Salah satunya yang berhasil mendapatkan informasi tentang ibunya setelah berpisah puluhan tahun adalah Margaret. Margaret diadopsi oleh seorang wanita berkebangsaan Inggris saat Ia berumur 6 bulan.

Margaret selama ini hanya tahu bila Ibu kandungnya sudah meninggal. Namun, tim profiler DNA dari Universitas Leicester berhasil menemukan Ibu kandungnya yang saat ini tinggal di Irlandia. Sebagaimana dipublikasi oleh BBC dalam program Rahasia DNA, Margaret mengaku sangat bahagia dan ingin segera berkunjung ke Irlandia menemui Ibunya yang diketahui tengah berada di panti jompo.

“Apakah Dia hidup bahagia selama hidupnya?” tanya Margaret kepada petugas forensik yang membantunya mencari Ibunya.

“Ya, Dia sangat bahagia,” jawabnya.

Mendengar jawaban tersebut Margaret sangat lega dalam tangis. Margaret juga sangat kaget saat diberitahu bila Ia juga memiliki adik. Usai diberi tahu oleh petugas forensik, Ia langsung menghubungi adiknya yang juga tinggal di Irlandia bersama ibunya.

“Saya menghubunginya dan bicara di telepon selama 1 jam untuk pertama kalinya. Ternyata kami berdua selama ini sellau berharap memiliki saudara perempuan,” ungkapnya.
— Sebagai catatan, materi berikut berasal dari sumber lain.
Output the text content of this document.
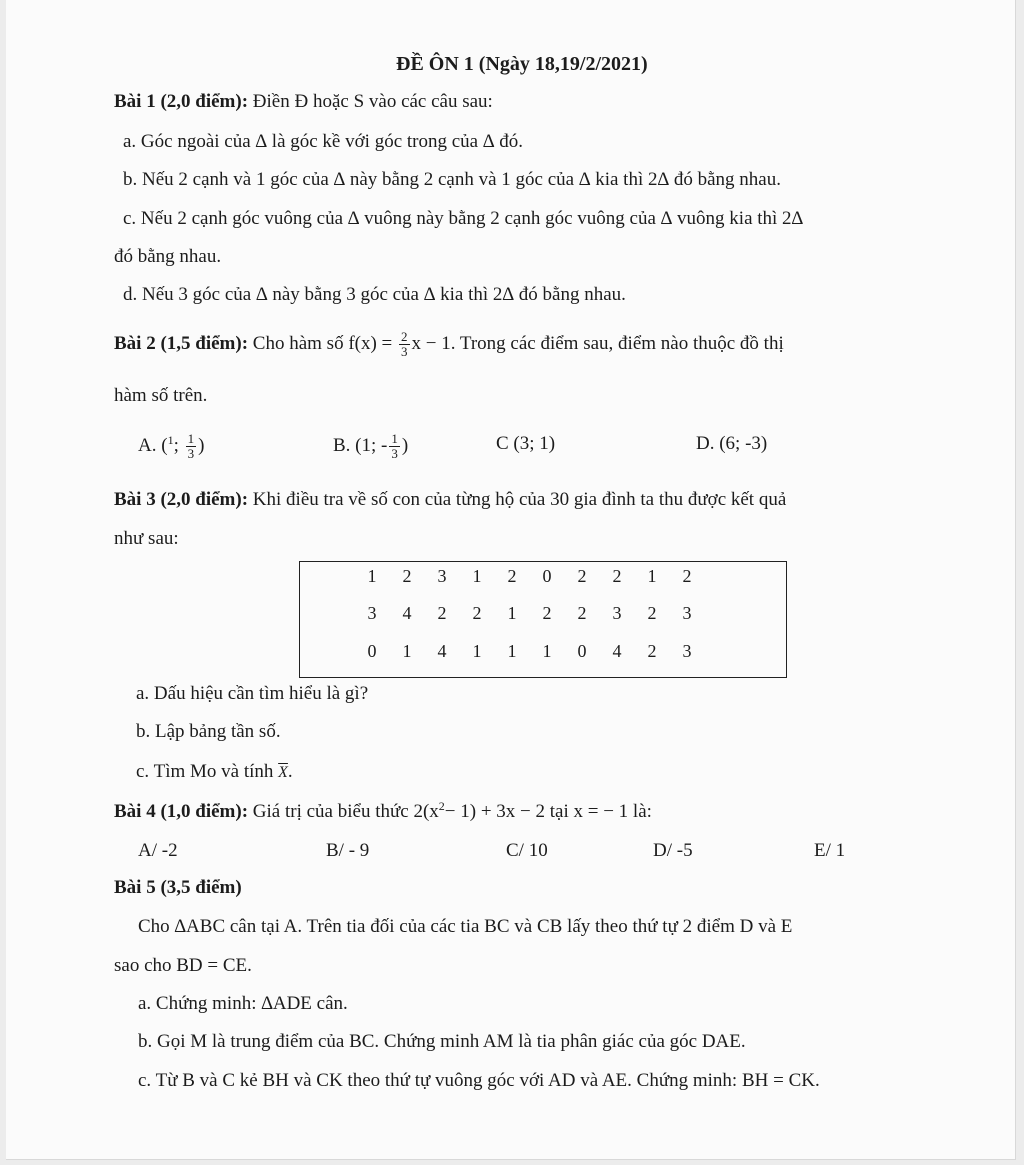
ĐỀ ÔN 1 (Ngày 18,19/2/2021)
Bài 1 (2,0 điểm): Điền Đ hoặc S vào các câu sau:
a. Góc ngoài của ∆ là góc kề với góc trong của ∆ đó.
b. Nếu 2 cạnh và 1 góc của ∆ này bằng 2 cạnh và 1 góc của ∆ kia thì 2∆ đó bằng nhau.
c. Nếu 2 cạnh góc vuông của ∆ vuông này bằng 2 cạnh góc vuông của ∆ vuông kia thì 2∆
đó bằng nhau.
d. Nếu 3 góc của ∆ này bằng 3 góc của ∆ kia thì 2∆ đó bằng nhau.
Bài 2 (1,5 điểm): Cho hàm số $f(x) = \frac{2}{3}$ x − 1. Trong các điểm sau, điểm nào thuộc đồ thị
hàm số trên.
A. ($^1$; $\frac{1}{3}$ )	B. (1; - $\frac{1}{3}$ )	C (3; 1)	D. (6; -3)
Bài 3 (2,0 điểm): Khi điều tra về số con của từng hộ của 30 gia đình ta thu được kết quả
như sau:
1	2	3	1	2	0	2	2	1	2
3	4	2	2	1	2	2	3	2	3
0	1	4	1	1	1	0	4	2	3
a. Dấu hiệu cần tìm hiểu là gì?
b. Lập bảng tần số.
c. Tìm Mo và tính $\overline{X}$.
Bài 4 (1,0 điểm): Giá trị của biểu thức $2(x^2- 1) + 3x - 2$ tại x = − 1 là:
A/ -2	B/ - 9	C/ 10	D/ -5	E/ 1
Bài 5 (3,5 điểm)
Cho ∆ABC cân tại A. Trên tia đối của các tia BC và CB lấy theo thứ tự 2 điểm D và E
sao cho BD = CE.
a. Chứng minh: ∆ADE cân.
b. Gọi M là trung điểm của BC. Chứng minh AM là tia phân giác của góc DAE.
c. Từ B và C kẻ BH và CK theo thứ tự vuông góc với AD và AE. Chứng minh: BH = CK.
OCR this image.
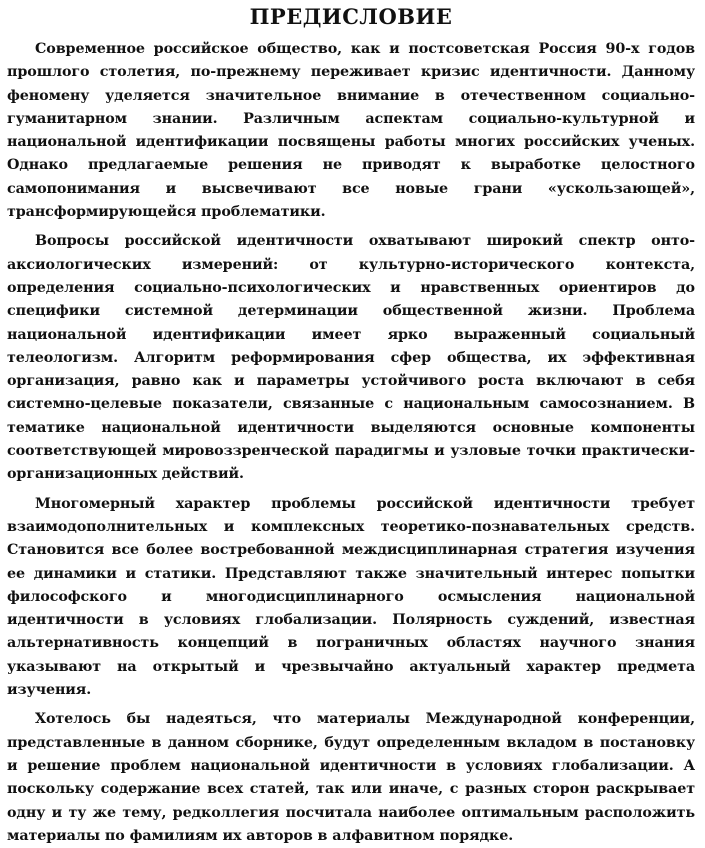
ПРЕДИСЛОВИЕ

Современное российское общество, как и постсоветская Россия 90-х годов прошлого столетия, по-прежнему переживает кризис идентичности. Данному феномену уделяется значительное внимание в отечественном социально-гуманитарном знании. Различным аспектам социально-культурной и национальной идентификации посвящены работы многих российских ученых. Однако предлагаемые решения не приводят к выработке целостного самопонимания и высвечивают все новые грани «ускользающей», трансформирующейся проблематики.

Вопросы российской идентичности охватывают широкий спектр онто-аксиологических измерений: от культурно-исторического контекста, определения социально-психологических и нравственных ориентиров до специфики системной детерминации общественной жизни. Проблема национальной идентификации имеет ярко выраженный социальный телеологизм. Алгоритм реформирования сфер общества, их эффективная организация, равно как и параметры устойчивого роста включают в себя системно-целевые показатели, связанные с национальным самосознанием. В тематике национальной идентичности выделяются основные компоненты соответствующей мировоззренческой парадигмы и узловые точки практически-организационных действий.

Многомерный характер проблемы российской идентичности требует взаимодополнительных и комплексных теоретико-познавательных средств. Становится все более востребованной междисциплинарная стратегия изучения ее динамики и статики. Представляют также значительный интерес попытки философского и многодисциплинарного осмысления национальной идентичности в условиях глобализации. Полярность суждений, известная альтернативность концепций в пограничных областях научного знания указывают на открытый и чрезвычайно актуальный характер предмета изучения.

Хотелось бы надеяться, что материалы Международной конференции, представленные в данном сборнике, будут определенным вкладом в постановку и решение проблем национальной идентичности в условиях глобализации. А поскольку содержание всех статей, так или иначе, с разных сторон раскрывает одну и ту же тему, редколлегия посчитала наиболее оптимальным расположить материалы по фамилиям их авторов в алфавитном порядке.
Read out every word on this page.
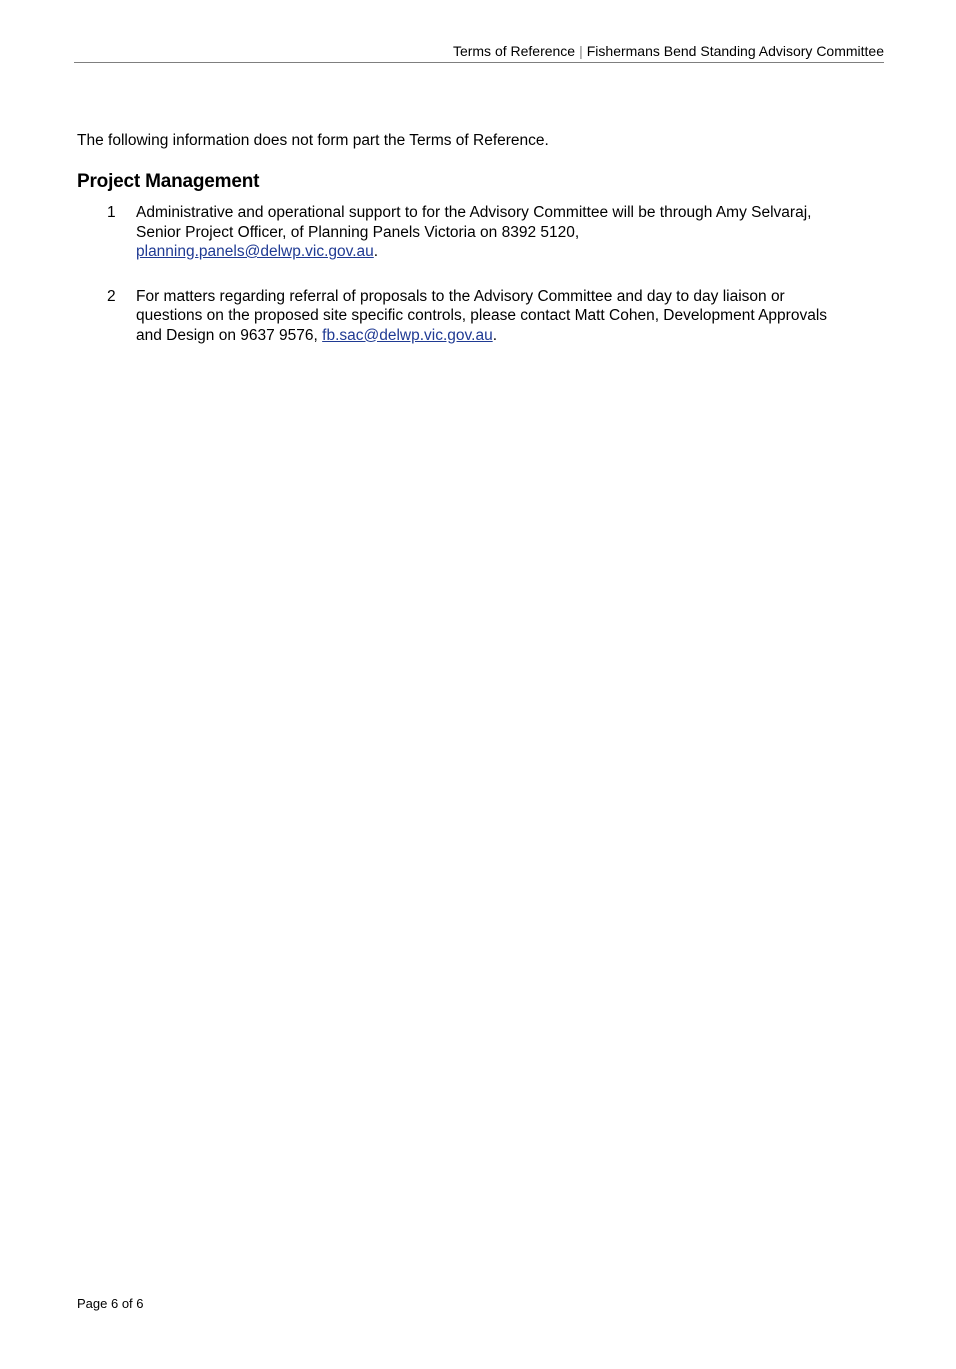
Terms of Reference | Fishermans Bend Standing Advisory Committee

The following information does not form part the Terms of Reference.

Project Management
1 Administrative and operational support to for the Advisory Committee will be through Amy Selvaraj,
Senior Project Officer, of Planning Panels Victoria on 8392 5120,
planning.panels@delwp.vic.gov.au.
2 For matters regarding referral of proposals to the Advisory Committee and day to day liaison or
questions on the proposed site specific controls, please contact Matt Cohen, Development Approvals
and Design on 9637 9576, fb.sac@delwp.vic.gov.au.
Page 6 of 6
Sementara itu, di Indonesia, penggunaan tes DNA serupa seperti di Inggris masih jarang dan bahkan belum ada. Padahal tes DNA seperti ini sangat penting diberikan kepada keluarga-keluarga yang di era perang Jepang dan Belanda dipisahkan satu sama lain.

Untuk menonton video tayangan tersebut silahkan klik di MARGARET MENANGIS BAHAGIA SAAT TEMUKAN IBU KANDUNGNYA

Leave a Reply

  • (not be published)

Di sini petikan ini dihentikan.